Oh no, not the cops.
You know about these law enforcement officers – hiding behind that billboard sign or bush, speed gun in hand, awaiting for the next false move so they can catch the next unsuspecting victim and hand them a bulky ticket so that the city to which they serve can get that much more fat.
Cops. You know what I’m talking about. The insensitive, moneymakers for the state, finding the smallest disorderly conduct so you can be punished, and so the government machine can be fed more of your money.
Cops – those pigs, those cherry tops, those Officer Krupkes – all of which you have to be on the look out for. Not so you can be law-abiding citizens, but so you can outmaneuver them in the fake dance of law and order.
OK, OK – so this is how I used to look at the police. Pretty dark and dreary huh?
Whenever I traveled the roads and highways, and a black-and-white came up from behind me, I felt my blood pressure rise, my adrenalin surge and my stress increase. I would hold my breath and think, “Oh no, not the police, what will they want?”
Of course, I’ve had my share of encounters being pulled over, mainly for speeding, in the past. So I had real memories – on a practical and cellular level – of the experience of having an officer behind me lead to the stopping of my car and the unfortunate lengthy experience of dealing with a ticket. So my response to seeing any cop anywhere may be understandable.
And yet. A new experience.
The strangest thing happened to me. The other day, I noticed a policeman driving behind me, and my response was: “Oh cool, that’s nice to see.” What? How can that be?
In hindsight, I now can see the cause of the shift of mind, and it’s a valuable experience from which we all may gain insight.

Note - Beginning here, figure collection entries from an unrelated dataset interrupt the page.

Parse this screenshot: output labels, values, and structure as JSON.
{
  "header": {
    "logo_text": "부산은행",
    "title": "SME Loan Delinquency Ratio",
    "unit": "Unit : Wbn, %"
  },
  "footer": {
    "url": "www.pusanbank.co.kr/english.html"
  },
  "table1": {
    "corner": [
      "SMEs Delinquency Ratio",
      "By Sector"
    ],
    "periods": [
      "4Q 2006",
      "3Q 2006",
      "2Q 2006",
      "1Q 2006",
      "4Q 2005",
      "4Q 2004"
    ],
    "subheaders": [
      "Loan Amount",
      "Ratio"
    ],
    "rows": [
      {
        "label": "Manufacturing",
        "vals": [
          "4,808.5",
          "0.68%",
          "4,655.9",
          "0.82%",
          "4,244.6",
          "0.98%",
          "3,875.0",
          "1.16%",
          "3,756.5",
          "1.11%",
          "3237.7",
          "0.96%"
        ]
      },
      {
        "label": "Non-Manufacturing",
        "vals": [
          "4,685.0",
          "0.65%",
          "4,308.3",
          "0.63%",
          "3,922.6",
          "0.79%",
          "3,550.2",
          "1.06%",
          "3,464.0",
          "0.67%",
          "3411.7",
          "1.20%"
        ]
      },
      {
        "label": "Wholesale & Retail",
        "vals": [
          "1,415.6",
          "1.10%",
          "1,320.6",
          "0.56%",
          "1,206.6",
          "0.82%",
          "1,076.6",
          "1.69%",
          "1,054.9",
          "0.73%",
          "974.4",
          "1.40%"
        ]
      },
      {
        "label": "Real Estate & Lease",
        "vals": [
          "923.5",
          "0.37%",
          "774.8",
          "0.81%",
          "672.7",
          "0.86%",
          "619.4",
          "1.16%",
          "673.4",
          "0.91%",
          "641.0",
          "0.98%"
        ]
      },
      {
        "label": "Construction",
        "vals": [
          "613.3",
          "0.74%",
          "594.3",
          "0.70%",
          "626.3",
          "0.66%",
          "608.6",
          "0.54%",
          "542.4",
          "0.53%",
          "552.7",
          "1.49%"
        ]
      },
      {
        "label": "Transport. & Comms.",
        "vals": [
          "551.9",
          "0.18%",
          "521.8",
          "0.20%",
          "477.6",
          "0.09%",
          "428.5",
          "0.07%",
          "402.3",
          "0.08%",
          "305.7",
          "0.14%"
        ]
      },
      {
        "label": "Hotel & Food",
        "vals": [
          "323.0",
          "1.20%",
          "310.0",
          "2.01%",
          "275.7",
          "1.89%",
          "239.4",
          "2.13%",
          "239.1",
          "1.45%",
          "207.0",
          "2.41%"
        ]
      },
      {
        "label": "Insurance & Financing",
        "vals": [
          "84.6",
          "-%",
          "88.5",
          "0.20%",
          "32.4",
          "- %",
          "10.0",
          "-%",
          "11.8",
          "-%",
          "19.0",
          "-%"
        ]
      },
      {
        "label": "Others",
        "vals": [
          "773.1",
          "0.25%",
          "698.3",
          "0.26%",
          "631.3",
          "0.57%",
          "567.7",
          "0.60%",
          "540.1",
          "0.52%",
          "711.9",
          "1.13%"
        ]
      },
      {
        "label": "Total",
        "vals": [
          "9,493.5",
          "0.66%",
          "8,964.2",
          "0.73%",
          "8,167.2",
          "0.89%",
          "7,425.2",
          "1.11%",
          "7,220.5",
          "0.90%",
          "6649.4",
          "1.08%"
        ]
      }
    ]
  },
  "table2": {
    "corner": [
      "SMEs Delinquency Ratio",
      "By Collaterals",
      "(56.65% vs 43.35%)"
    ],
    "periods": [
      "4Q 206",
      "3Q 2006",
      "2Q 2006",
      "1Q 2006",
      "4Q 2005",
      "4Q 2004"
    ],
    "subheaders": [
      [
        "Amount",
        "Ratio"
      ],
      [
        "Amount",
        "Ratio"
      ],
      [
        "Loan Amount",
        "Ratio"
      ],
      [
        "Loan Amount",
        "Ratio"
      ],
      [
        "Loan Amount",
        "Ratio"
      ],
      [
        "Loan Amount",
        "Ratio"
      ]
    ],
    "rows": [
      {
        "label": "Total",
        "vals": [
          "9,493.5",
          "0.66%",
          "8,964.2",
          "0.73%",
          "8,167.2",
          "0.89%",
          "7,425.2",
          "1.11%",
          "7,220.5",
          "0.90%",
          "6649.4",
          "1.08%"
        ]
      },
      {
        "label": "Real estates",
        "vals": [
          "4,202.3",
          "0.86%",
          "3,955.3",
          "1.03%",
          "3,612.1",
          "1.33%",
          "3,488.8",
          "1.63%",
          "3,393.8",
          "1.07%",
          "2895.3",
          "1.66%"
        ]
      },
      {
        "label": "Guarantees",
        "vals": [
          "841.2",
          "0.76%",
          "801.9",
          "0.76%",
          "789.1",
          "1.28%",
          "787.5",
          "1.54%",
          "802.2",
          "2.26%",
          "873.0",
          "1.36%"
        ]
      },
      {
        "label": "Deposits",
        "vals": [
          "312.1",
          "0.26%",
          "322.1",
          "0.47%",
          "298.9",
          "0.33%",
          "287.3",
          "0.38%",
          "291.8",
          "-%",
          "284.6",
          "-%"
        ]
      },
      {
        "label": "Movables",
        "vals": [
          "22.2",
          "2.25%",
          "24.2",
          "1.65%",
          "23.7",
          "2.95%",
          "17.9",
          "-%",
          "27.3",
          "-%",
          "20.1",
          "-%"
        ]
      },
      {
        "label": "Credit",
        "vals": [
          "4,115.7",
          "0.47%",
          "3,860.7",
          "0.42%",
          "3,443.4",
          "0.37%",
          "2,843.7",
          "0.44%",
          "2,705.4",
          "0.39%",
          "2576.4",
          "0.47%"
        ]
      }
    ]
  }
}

In the time period between my two very different responses, I had started a new video project, one which focused on the potential PTSD that law officers must deal with while on duty. In my keen attention on the needs of the police personnel, I must have made a shift from anger and upset and towards compassion and understanding of the officer’s conditions. In that act of addressing their needs, such an alignment with them closed the gap within my mind.
So these people aren’t just an enemy trying to go after me. These are real men and women on a beat that is highly dangerous for their own physical, emotional and mental well-being. I made the shift in my own mind, and this altered my reality and reactions.
Perhaps such a shift can happen for any of us, and not simply for those wearing badges and carrying speed guns. Perhaps addressing the plight of another, perhaps walking in their shoes if even for just a few moments, can create such a shift – from anxiety to calm, from enmity to unity, from fear to love.
The shift for me was profound, conscious and authentic.
It is a shift I wish for any one of us living in conflict with another – even if only in our own minds.